Siyasi çıkar böyle dinle özdeş gösterilince hem kavgalar kızıştı, hem bağımsız hukuk, kamu hukuku gelişmedi. Bunu Hayrettin Karaman da yazıyor.
Bu esaslı sorunları tahlil eden Tunus’taki İslamcı Nahda hareketinin âlim ve düşünür lideri Raşit Gannuşi “dini ve siyaseti ayırıyoruz” diyerek İslam düşüncesinde önemli bir atılım yaptı. Böylece “din siyasetin manipülasyonundan, siyaset de din istismarı töhmetinden kurtulacaktı.” (19 Mayıs 2016)
Bizde ise iktidar, 2002-2011 arasındaki başarılı döneminden sonra dinî söyleme dinî görüntüye yöneldi.
İktidarın kusurları “dindar insan” hakkındaki olumlu ahlaki imajı yıktı. İşte, yolsuzlukla mücadele kanunlarını çıkarın diye AB ve OECD bu iktidara uyurı üstüne uyarı yapıyor! İhale Kanunu boş bir formaliteye dündü...

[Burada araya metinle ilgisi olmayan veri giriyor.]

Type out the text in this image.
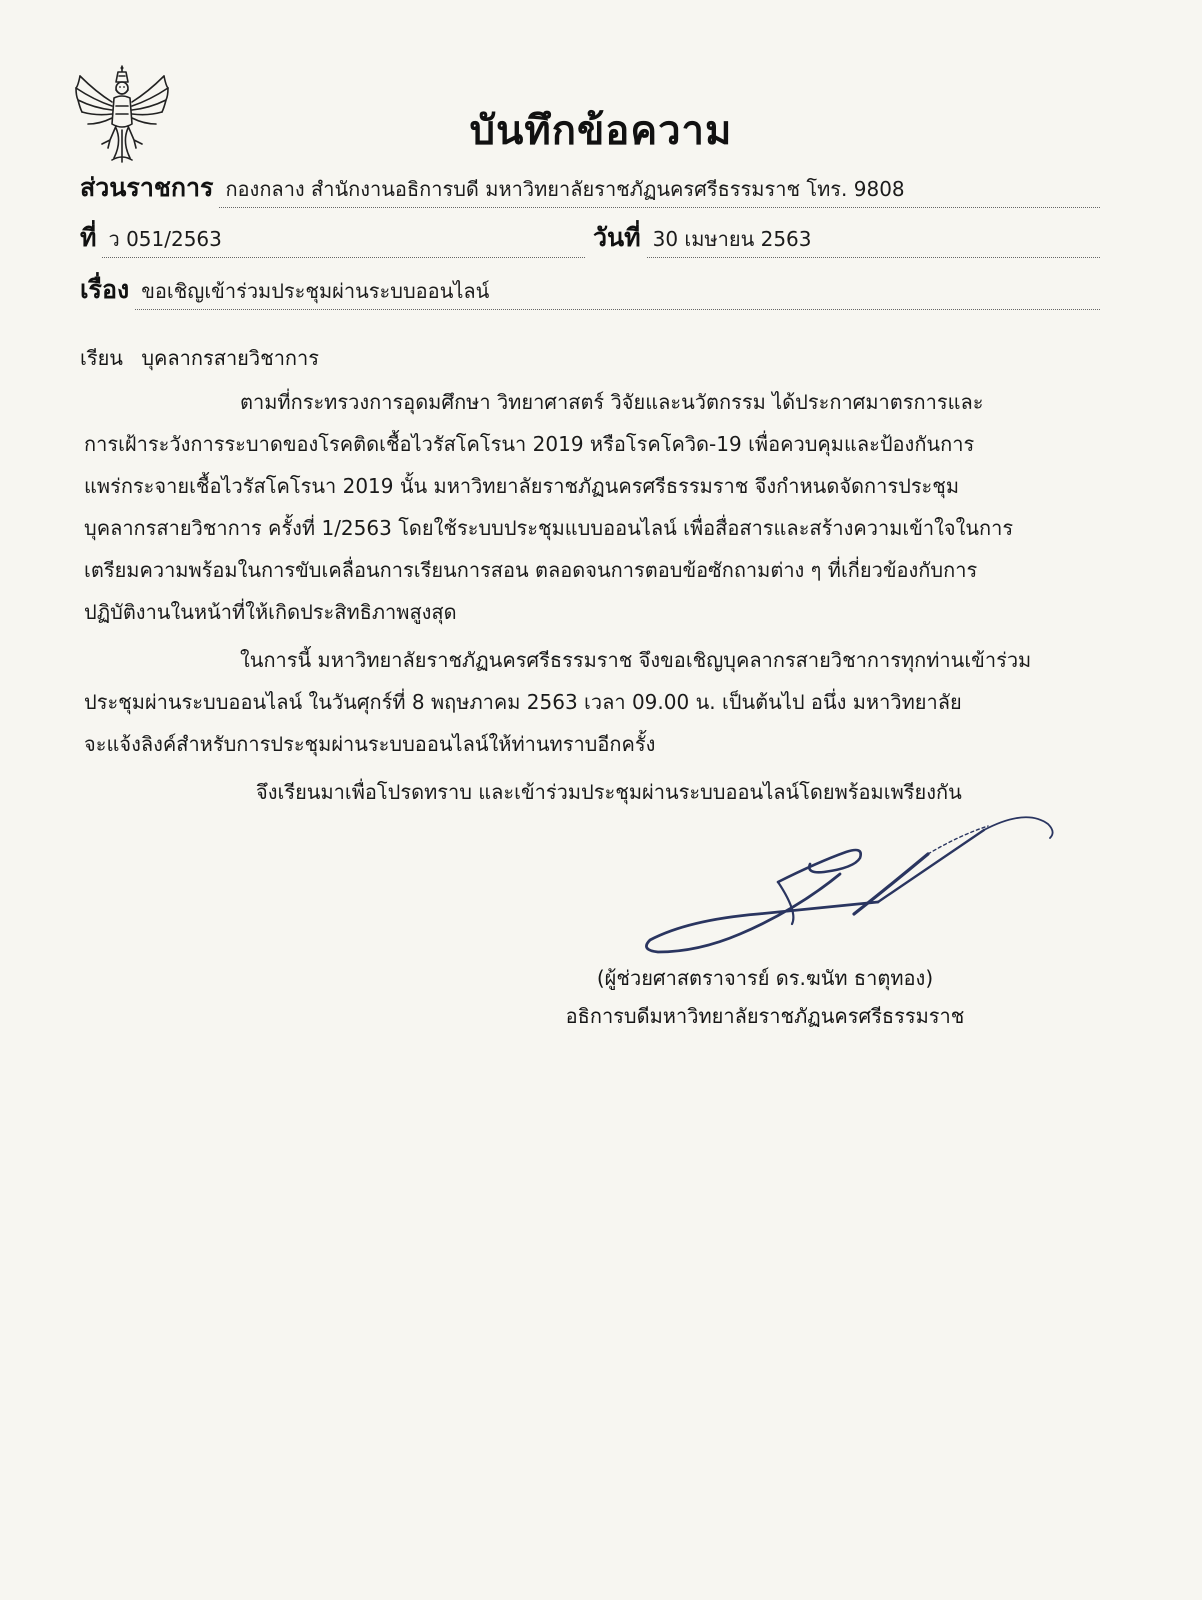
บันทึกข้อความ
ส่วนราชการ กองกลาง สำนักงานอธิการบดี มหาวิทยาลัยราชภัฏนครศรีธรรมราช โทร. 9808
ที่ ว 051/2563	วันที่ 30 เมษายน 2563
เรื่อง ขอเชิญเข้าร่วมประชุมผ่านระบบออนไลน์
เรียน บุคลากรสายวิชาการ
ตามที่กระทรวงการอุดมศึกษา วิทยาศาสตร์ วิจัยและนวัตกรรม ได้ประกาศมาตรการและ
การเฝ้าระวังการระบาดของโรคติดเชื้อไวรัสโคโรนา 2019 หรือโรคโควิด-19 เพื่อควบคุมและป้องกันการ
แพร่กระจายเชื้อไวรัสโคโรนา 2019 นั้น มหาวิทยาลัยราชภัฏนครศรีธรรมราช จึงกำหนดจัดการประชุม
บุคลากรสายวิชาการ ครั้งที่ 1/2563 โดยใช้ระบบประชุมแบบออนไลน์ เพื่อสื่อสารและสร้างความเข้าใจในการ
เตรียมความพร้อมในการขับเคลื่อนการเรียนการสอน ตลอดจนการตอบข้อซักถามต่าง ๆ ที่เกี่ยวข้องกับการ
ปฏิบัติงานในหน้าที่ให้เกิดประสิทธิภาพสูงสุด
ในการนี้ มหาวิทยาลัยราชภัฏนครศรีธรรมราช จึงขอเชิญบุคลากรสายวิชาการทุกท่านเข้าร่วม
ประชุมผ่านระบบออนไลน์ ในวันศุกร์ที่ 8 พฤษภาคม 2563 เวลา 09.00 น. เป็นต้นไป อนึ่ง มหาวิทยาลัย
จะแจ้งลิงค์สำหรับการประชุมผ่านระบบออนไลน์ให้ท่านทราบอีกครั้ง
จึงเรียนมาเพื่อโปรดทราบ และเข้าร่วมประชุมผ่านระบบออนไลน์โดยพร้อมเพรียงกัน
(ผู้ช่วยศาสตราจารย์ ดร.ฆนัท ธาตุทอง)
อธิการบดีมหาวิทยาลัยราชภัฏนครศรีธรรมราช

İslam’ın asıl ahlaki özünün yıpranması konusunda Mustafa Çağrıcı Hocamızın “Din ve Değişim, Şekilci Dindarlıktan Ahlakî Dindarlığa” adlı kitabını tavsiye ederim (Doğan Kitap)
HUKUK VE SİYASET
15 Temmuz darbe felaketinden kurtulan Türkiye bütün partilerden vatandaşlarımızı birleştiren “Yenikapı ruhunu” da maalesef değerlendiremedi. Bu ruhla başarılabilecek geniş katılımlı bir anayasa çalışmasına gitmedi. Demokratik kurumları güçlendiren, kuvvetler ayrılığını yerleştiren, yargı bağımsızlığını sağlayan, denetim ve dengeyi kuran bir anayasa yerine, iktidarı tahkim eden CB sistemini tercih etti.
Tutuklama ve yargılamalarda, KHK tasfiyelerinde büyük adaletsizlikler yapıldı.
CB sistemi hakkında Prof. Kemal Gözler’in “Elveda Anayasa” adlı kitabını tavsiye ederim. (4. Baskı, Ekin Yayınları)
CB sistemi Türkiye’nin hiçbir temel göstergesini iyileştirmedi, aksine kötüleştirdi.
Bu sistemde Şehir Üniversitesi’nin kapatılması, Boğaziçi Üniversitesi’nin başına gelenler, Merkez Bankası’nın bir şube müdürlüğü durumuna düşürülmesi, yargıda siyasallaşma…
TL’nin değeri Ocak 2017’de 3.5 liraydı, bugün yüksek faize rağmen 8.5 liranın üstünde!
Demek ki... Dini itikadımız ahlak odaklı, siyasi görüşümüz bağımsız birey odaklı olmalıdır.
Siyasi sistemimizde mutlaka kuvvetler ayrılığı, yargı bağımsızlığı, denetim ve denge, şeffaflık, hesap verirlik ve özgürlük ilkeleri esas olmalıdır; yani demokratik, laik, sosyal hukuk devleti.